The coefficients of the basic Laurent polynomials for line segments

and so on for other line segments.

So now, for each facet F of P, we have a list L_F of Laurent polynomials; this list will be empty if F cannot be written as a lattice Minkowksi sum of line segments and admissible triangles.
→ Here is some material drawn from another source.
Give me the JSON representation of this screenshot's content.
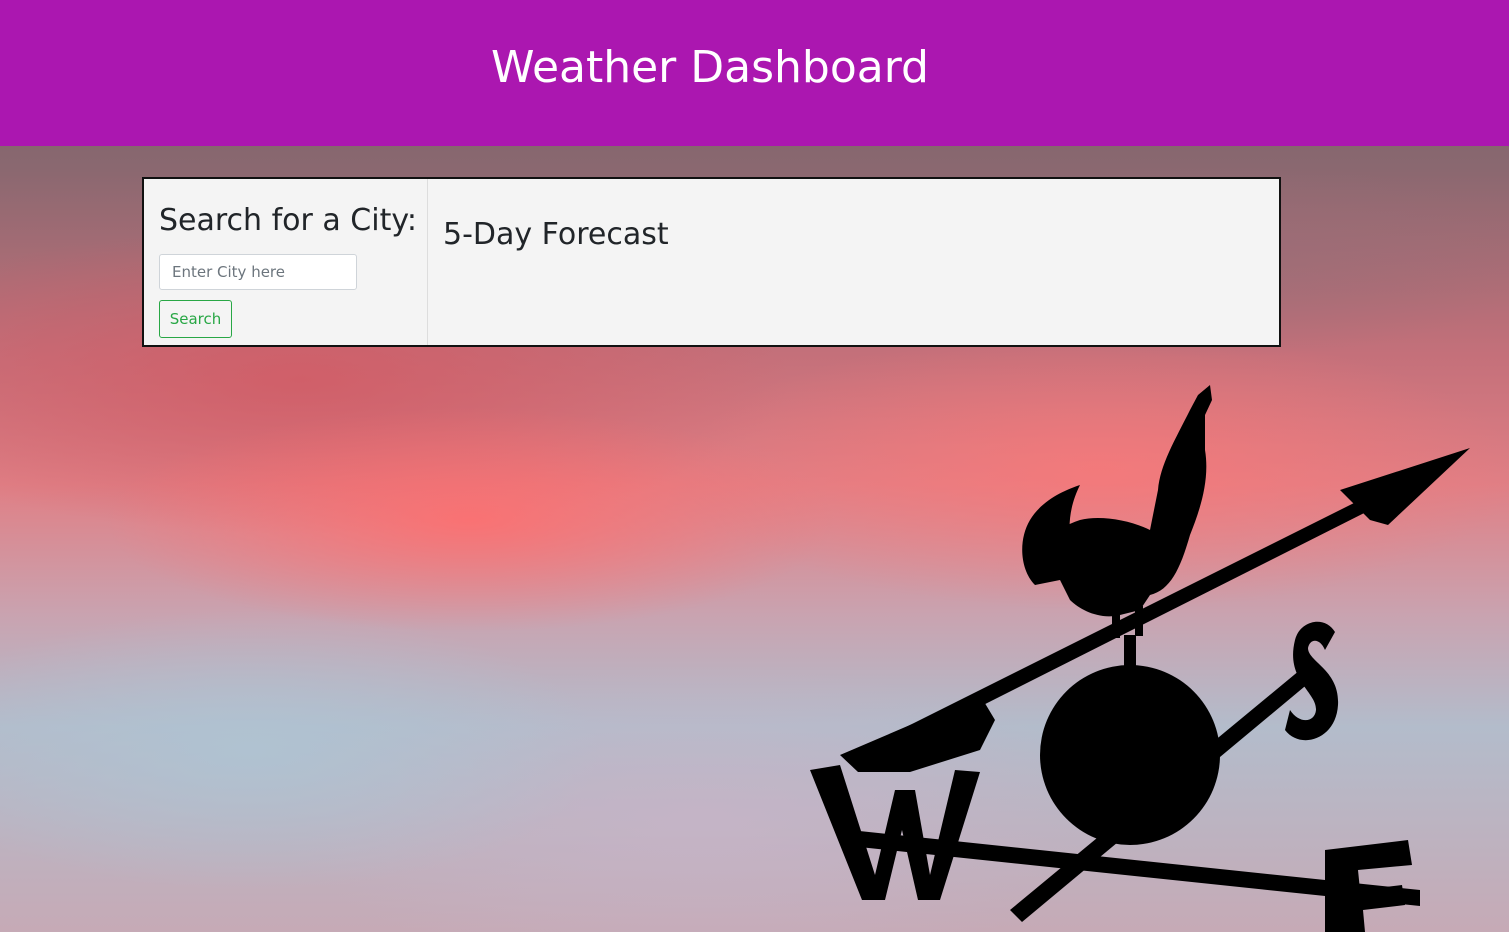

In other words for each facet F we have list of ways of assigning coefficients to each integer point in F.  We seek a list of Laurent polynomials with Newton polytope equal to P, or in other words a list of ways of assigning coefficients to each integer point in P.  This is produced by assigning the coefficient zero to the origin (which is the only interior point of P) and then assigning coefficients to the integer points on facets of P as specified in the facet lists (but amalgamated in all possible ways, so if there are n_F elements in the list for facet F then the number of elements in the list for P is \prod_{\text{facets F}} n_F).

Points to Note

  • This ansatz almost generalizes the earlier recipes given by Pryjzalkowski and Galkin, but differs a little because of the difference between Minkowski decomposition and lattice Minkowksi decomposition.
  • Altman has studied the deformation theory of affine toric varieties and discovered a close connection with Minkowski decompositions.  Since we expect to find the local system associated to an extremal Laurent polynomial f as a piece of the quantum cohomology local system associated to a smoothing of the Newton polytope of f, this is encouraging.  But note that Minkowski decomposition and lattice Minkowksi decomposition are not the same.
  • We suspect that if P is a 3-dimensional reflexive polytope containing a facet with no admissible lattice Minkowski decompositions then the toric variety corresponding to P does not smooth.  More on this later.
  • This ansatz also fits well with  Kouchnirenko’s criterion for a Laurent polynomial to be degenerate.